When the organization started three years ago it knew its work “couldn’t be done in a vacuum,” she said.
“You can’t grow an ecosystem with one organization.”
They currently have more than 300 members and have just launched an ambitious plan to grow Canada’s share of the global plant-based market. That success and its future goals are due to the strength of their ecosystem, Stephenson said.
“When we started we focused on R&D,” she said. That built a strong foundation but they quickly learned they needed to create an ecosystem.
“It’s really about the willingness of our companies to step up and be innovative and, more importantly, to work together to accelerate that innovation. It’s them that make it possible. We’re here to support them.”

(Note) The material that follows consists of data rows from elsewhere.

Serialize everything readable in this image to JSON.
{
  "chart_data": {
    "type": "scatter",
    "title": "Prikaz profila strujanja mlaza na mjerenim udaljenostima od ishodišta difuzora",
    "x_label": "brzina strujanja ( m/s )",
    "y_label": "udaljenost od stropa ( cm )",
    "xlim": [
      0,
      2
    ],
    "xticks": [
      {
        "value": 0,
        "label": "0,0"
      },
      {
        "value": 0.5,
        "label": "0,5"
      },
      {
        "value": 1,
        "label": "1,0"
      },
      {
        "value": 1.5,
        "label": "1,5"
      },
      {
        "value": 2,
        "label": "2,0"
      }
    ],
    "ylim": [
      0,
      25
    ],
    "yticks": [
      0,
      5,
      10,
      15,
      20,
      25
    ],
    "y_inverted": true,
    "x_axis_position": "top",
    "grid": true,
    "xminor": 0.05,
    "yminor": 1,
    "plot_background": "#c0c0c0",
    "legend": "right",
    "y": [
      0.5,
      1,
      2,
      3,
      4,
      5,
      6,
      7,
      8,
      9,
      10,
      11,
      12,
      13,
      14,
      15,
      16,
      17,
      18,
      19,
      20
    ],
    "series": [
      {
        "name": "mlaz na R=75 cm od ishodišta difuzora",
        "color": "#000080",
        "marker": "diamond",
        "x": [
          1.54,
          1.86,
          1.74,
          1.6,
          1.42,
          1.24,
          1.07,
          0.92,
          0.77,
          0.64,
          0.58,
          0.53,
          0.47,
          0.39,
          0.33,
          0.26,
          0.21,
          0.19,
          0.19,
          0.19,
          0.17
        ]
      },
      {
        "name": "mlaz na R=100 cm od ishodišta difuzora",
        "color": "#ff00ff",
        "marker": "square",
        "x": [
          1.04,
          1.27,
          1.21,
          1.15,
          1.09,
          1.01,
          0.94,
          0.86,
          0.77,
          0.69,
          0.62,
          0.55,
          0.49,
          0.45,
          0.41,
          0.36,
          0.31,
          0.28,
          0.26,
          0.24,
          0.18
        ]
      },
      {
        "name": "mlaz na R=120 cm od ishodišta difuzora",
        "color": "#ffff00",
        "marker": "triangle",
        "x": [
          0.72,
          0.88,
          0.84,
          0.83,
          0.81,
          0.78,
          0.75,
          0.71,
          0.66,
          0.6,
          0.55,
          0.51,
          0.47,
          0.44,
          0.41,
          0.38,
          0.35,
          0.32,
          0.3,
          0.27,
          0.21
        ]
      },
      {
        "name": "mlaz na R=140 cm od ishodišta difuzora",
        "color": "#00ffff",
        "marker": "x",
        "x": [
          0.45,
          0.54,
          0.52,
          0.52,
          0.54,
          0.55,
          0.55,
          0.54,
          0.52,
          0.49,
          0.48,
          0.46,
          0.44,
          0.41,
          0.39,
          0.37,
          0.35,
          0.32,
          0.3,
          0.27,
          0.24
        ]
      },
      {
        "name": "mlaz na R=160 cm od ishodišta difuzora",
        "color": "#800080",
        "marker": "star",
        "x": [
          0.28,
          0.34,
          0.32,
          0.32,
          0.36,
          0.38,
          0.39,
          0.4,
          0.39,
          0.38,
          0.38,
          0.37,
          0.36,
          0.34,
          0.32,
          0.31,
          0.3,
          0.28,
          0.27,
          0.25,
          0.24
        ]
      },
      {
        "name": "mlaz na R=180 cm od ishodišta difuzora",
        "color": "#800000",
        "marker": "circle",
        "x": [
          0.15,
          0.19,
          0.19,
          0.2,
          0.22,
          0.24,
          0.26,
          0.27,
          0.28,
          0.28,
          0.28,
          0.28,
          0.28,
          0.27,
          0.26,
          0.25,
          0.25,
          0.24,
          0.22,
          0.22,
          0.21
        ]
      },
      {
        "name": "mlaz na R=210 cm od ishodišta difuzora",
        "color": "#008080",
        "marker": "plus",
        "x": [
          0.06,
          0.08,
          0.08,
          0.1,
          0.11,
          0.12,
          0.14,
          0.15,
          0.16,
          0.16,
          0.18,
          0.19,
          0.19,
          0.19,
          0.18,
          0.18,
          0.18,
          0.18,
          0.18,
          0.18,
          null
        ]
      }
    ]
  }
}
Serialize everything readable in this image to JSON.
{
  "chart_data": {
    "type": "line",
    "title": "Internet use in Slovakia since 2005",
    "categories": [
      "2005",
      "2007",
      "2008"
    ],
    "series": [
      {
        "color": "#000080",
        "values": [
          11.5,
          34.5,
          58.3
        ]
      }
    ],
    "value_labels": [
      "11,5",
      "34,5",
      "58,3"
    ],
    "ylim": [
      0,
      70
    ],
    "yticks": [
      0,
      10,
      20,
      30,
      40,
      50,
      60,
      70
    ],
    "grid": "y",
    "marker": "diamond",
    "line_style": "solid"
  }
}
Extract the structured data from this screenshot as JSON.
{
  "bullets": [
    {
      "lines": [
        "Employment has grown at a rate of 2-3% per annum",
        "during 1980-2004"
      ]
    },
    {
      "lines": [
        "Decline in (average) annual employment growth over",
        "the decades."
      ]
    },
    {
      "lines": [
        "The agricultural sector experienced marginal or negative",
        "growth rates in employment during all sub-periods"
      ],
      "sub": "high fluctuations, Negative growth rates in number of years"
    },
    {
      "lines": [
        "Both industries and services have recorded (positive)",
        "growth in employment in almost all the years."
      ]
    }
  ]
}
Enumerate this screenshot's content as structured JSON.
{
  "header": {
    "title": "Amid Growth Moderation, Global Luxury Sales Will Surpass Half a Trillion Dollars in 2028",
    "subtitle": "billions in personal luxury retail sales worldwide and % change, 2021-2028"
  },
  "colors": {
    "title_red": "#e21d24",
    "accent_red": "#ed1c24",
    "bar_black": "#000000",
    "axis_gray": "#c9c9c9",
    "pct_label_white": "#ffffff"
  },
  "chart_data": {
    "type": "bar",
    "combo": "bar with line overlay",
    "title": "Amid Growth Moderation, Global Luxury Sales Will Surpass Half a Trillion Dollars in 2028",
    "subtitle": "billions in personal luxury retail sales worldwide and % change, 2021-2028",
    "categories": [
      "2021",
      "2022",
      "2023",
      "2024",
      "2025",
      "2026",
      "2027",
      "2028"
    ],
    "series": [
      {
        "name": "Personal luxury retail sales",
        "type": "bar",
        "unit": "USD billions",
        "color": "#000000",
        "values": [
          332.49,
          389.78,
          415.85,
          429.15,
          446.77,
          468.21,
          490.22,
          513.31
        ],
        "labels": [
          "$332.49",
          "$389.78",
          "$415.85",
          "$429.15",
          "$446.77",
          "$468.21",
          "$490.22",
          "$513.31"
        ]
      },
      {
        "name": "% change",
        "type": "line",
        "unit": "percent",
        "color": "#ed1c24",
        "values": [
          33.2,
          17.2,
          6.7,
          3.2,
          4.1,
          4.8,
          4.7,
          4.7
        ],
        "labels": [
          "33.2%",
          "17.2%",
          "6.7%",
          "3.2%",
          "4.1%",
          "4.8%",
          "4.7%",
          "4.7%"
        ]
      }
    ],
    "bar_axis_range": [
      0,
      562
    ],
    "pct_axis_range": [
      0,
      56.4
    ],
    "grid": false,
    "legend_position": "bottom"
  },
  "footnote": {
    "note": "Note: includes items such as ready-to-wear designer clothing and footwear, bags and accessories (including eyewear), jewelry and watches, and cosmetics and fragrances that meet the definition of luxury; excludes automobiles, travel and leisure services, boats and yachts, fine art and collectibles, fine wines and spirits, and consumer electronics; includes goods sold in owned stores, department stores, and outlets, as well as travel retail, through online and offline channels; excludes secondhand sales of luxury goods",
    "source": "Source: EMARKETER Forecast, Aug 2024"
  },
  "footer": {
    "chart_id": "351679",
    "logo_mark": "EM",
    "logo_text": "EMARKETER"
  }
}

The plant-based industry is a relatively young one, Stephenson said.
“A young ecosystem just doesn’t operate the way a mature ecosystem does. Those companies need a lot more support, not just financially.
“There are a lot of complexities that have to be examined when building an ecosystem.”
Simonson said they learned in building their ecosystem that they had to listen — a lot.
“What are they looking for? What are the objectives? The goals?
“We had to make sure we’re advancing the research but that we’re also meeting the needs of the companies as this industry is quickly evolving.”
These ecosystems are also exciting in that they offer a way to tackle larger scale problems, such as climate change, said May.
“This is what is going to get us across the line in solving some of these big challenges.”